Topological Shell Structures in Neutron Stars: Effects on Equilibrium, Oscillations, and Gravitational-Wave Signatures

TL;DR

This paper investigates how internal topological shells within neutron stars affect their structure, oscillation modes, and gravitational wave signals, potentially leading to observable signatures in gravitational wave detectors.

Contribution

It introduces a model with a distributional density profile inside neutron stars and analyzes its impact on equilibrium, stability, and gravitational wave emissions.

Findings

Topological shells cause non-monotonic changes in oscillation mode frequencies.

Shells can produce observable effects in gravitational wave signals.
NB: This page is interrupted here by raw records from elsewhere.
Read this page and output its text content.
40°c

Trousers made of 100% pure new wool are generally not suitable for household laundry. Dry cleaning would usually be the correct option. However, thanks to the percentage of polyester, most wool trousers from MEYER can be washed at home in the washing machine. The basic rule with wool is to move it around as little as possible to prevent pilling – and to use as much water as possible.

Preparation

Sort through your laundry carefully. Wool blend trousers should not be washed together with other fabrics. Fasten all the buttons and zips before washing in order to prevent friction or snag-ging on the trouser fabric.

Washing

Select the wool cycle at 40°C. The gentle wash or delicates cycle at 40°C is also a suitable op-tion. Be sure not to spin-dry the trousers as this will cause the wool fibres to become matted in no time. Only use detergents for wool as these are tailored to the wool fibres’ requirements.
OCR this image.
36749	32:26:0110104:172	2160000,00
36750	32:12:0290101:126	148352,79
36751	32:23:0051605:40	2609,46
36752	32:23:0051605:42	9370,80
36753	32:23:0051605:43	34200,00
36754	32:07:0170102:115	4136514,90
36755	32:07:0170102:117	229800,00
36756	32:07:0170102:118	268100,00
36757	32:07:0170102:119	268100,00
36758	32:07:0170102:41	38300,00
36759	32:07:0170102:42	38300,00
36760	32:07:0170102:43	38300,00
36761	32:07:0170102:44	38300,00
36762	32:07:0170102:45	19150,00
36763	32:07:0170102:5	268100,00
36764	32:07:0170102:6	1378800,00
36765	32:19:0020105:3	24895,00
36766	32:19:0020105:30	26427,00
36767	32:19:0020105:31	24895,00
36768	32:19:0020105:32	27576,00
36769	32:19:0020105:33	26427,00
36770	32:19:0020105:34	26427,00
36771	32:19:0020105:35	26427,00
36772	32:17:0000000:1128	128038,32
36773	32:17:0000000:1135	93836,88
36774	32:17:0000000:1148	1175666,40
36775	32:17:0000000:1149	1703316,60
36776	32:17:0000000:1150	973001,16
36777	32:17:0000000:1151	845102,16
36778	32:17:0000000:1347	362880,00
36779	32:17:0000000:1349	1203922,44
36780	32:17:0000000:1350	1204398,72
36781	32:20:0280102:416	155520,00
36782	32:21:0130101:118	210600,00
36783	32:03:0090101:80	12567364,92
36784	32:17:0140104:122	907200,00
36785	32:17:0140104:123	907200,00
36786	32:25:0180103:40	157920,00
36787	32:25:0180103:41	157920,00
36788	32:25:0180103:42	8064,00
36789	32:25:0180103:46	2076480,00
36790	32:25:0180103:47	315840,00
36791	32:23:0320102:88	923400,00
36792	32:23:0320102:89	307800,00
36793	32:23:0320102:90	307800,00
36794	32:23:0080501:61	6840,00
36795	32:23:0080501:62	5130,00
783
Predicted gravitational wave signatures may be detectable by current and future observatories.

Abstract

We study the structural and dynamical consequences of introducing a distributional density profile inside a neutron star, representing a massless, topological shell located at an arbitrary radius. We incorporate this effect into the structure of neutron star and construct equilibrium sequence for several realistic equations of state. Radial stability is examined through the Sturm-Liouville formulation of the $\ell=0$ perturbation equation, supplemented with a jump condition and imprinting distinct features on the fundamental $f$-mode spectrum. We find strong, non-monotonic variations in the mode frequency relative to standard no-shell models. Using first-principles scaling relations, we estimate various gravitational wave observables such as the damping time, quality factor, luminosity and characteristic strain. These observables are then compared with the sensitivity of Advanced LIGO, and third-generation detectors such as the Einstein Telescope and Cosmic Explorer. Our results demonstrate that internal topological shells can leave potentially observable signatures in the oscillation and gravitational wave properties of neutron stars.